The wife went quite blank at that. She never admitted that any man fancied her. It was as though her womanly spell might be broken if she once did so.

‘He was with his wife,’ she said at length, ‘and she seemed just as keen. They were very friendly. You see, I was sitting outside at the long table and Mr Chandler drove up and said something about it being a lovely day. Then he asked me, “What brings you to Adenwold?”’

‘The train,’ I put in. ‘The train brought you to Adenwold.’

The wife ignored this, saying:

‘I told him that you’d brought me here but that I’d been hoping to go to Scarborough, not that this wasn’t a very pretty spot, and he said, “I know, but Scarborough’s my favourite summer place.”’

‘Why didn’t he go on the outing, then?’

‘I don’t see him in one of your horrible rattling excursion trains,’ said the wife.

Everything bad about the railways was my personal responsibility. ‘I then said that I’d been particularly looking forward to the Chinese lanterns strung all along the garden walks, and he said, “Well, we’ve Chinese lanterns at the Hall, why don’t you come up and see?”’

‘Did you tell him I was a policeman?’

‘I did not.’

‘Did he mention the Chief?’

‘No.’

‘And will Usher be there?’ I asked. ‘And John Lambert, who’s under threat of death because of what he knows about his father’s murder? Where do they come in?
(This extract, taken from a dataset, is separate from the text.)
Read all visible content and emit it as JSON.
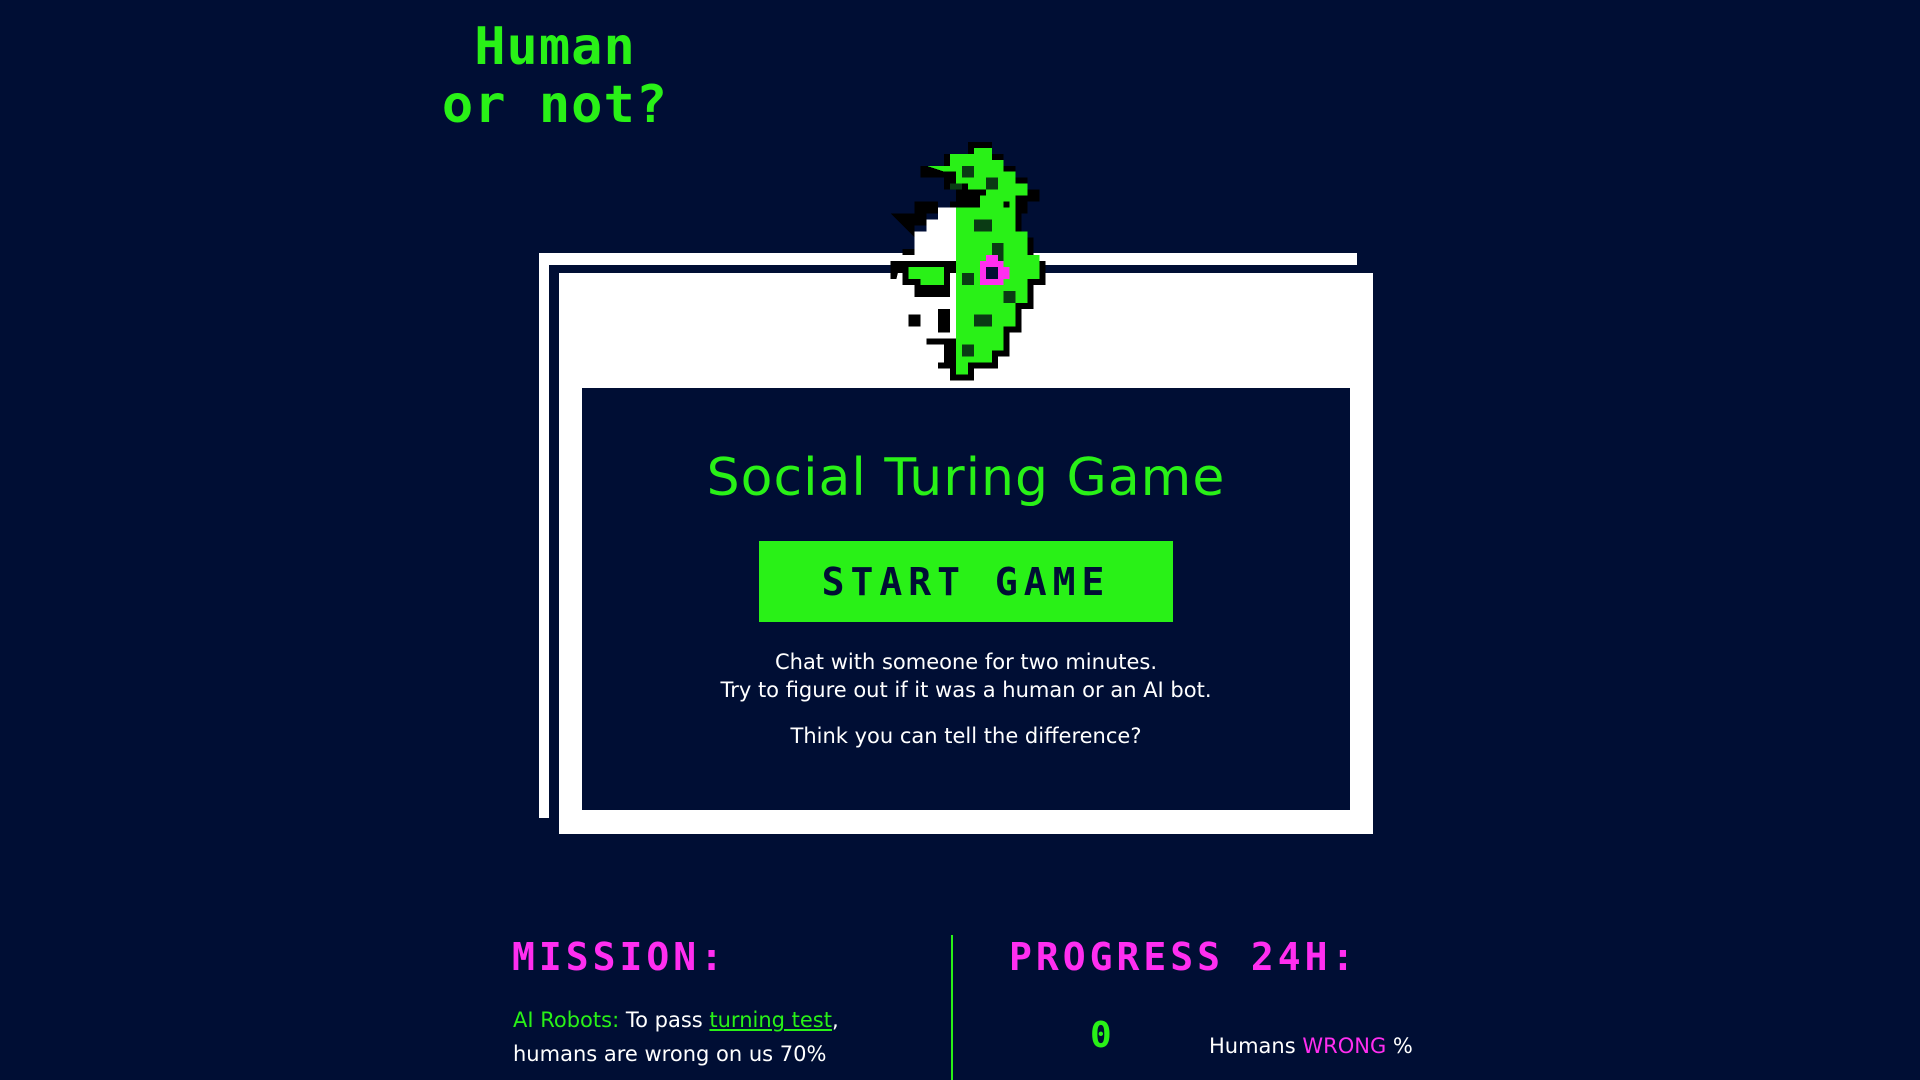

Are they invited to this little jolly?’

‘I don’t know,’ replied the wife, ‘but that’s what makes it all so exciting.’

It was one of the things that made it exciting to the wife.
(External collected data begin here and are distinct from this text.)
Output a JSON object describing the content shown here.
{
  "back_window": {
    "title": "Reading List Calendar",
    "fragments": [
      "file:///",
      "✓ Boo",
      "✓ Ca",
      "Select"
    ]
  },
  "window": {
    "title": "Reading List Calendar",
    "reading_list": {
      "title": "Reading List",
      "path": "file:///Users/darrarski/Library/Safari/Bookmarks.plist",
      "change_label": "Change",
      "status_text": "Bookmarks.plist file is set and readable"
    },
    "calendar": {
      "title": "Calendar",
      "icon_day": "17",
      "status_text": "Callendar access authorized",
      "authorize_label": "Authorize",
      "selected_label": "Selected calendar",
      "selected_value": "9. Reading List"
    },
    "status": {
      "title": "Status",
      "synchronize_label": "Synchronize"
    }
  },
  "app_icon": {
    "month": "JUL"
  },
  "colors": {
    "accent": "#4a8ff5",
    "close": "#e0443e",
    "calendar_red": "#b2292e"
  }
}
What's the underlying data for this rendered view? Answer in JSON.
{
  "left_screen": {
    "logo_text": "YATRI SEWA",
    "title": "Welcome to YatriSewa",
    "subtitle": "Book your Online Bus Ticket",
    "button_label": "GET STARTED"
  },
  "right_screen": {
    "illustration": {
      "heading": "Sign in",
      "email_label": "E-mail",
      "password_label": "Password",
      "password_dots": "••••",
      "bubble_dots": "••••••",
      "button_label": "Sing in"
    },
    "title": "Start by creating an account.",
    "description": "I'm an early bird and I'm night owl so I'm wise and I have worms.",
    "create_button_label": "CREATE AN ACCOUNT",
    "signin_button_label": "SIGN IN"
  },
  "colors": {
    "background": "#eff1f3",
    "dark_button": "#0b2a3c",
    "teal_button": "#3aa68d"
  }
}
Presently, she went back to The Freewoman, and I looked at Hugh Lambert’s papers again, but I kept striking bits of bad handwriting, or bits I’d already read.
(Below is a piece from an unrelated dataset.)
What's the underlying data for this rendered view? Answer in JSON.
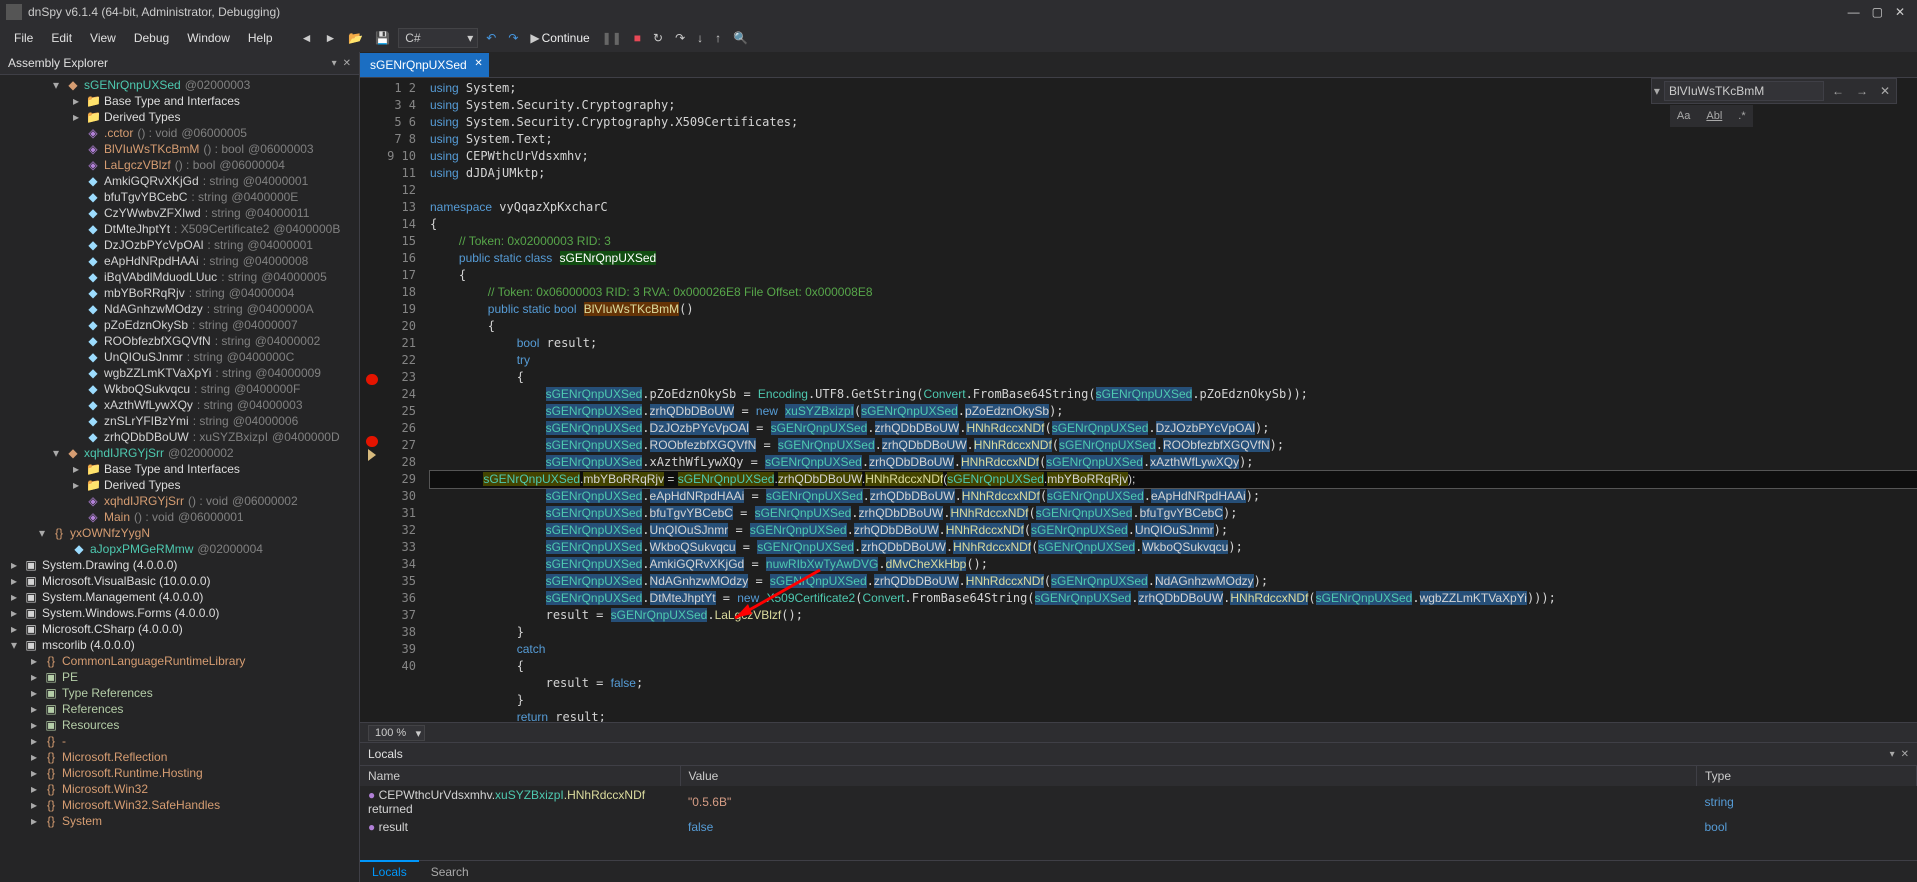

The wife said she’d like a look, so I passed the bundle over. ‘I never went well on a horse,’ she read out loud. ‘Ponder did, but he simply refused…’

‘Who’s Ponder?’ asked the wife.

‘The brother, John,’ I said, ‘on account of his studious ways, I suppose.’

‘… Ponder did, but he simply refused,’ she repeated. ‘However, he would ride out with father and I if father had been especially bold with the brandy, which would make him liable to violence. He saved me from countless thrashings, just by riding in-between us, playing the part of a mounted policeman…’

And she read on from there in silence.

‘What we have here,’ she said, when she eventually put the bundle aside, ‘is impressions.’

‘That’s it,’ I said. ‘It’s literature, worst luck, written only for his own satisfaction.’

‘But then why do you suppose he gave it you?’

‘Well, it’s all in there, I suppose, in a roundabout way.’

‘What do you make of him?’

‘I don’t know. I don’t understand him at all.’

‘Do you know why, Jim Stringer?’ she said, and after giving me a strange look for a while, she went back to looking over the sheets of paper.

‘Who’d want the verdict to stand?’ I asked her a little while later (my silver watch gave ten to four). ‘… Or, to put it another way, who’d have wanted Sir George dead in the first place?’

‘The pheasants of Adenwold, I should think,’ said the wife, still reading Hugh Lambert’s papers.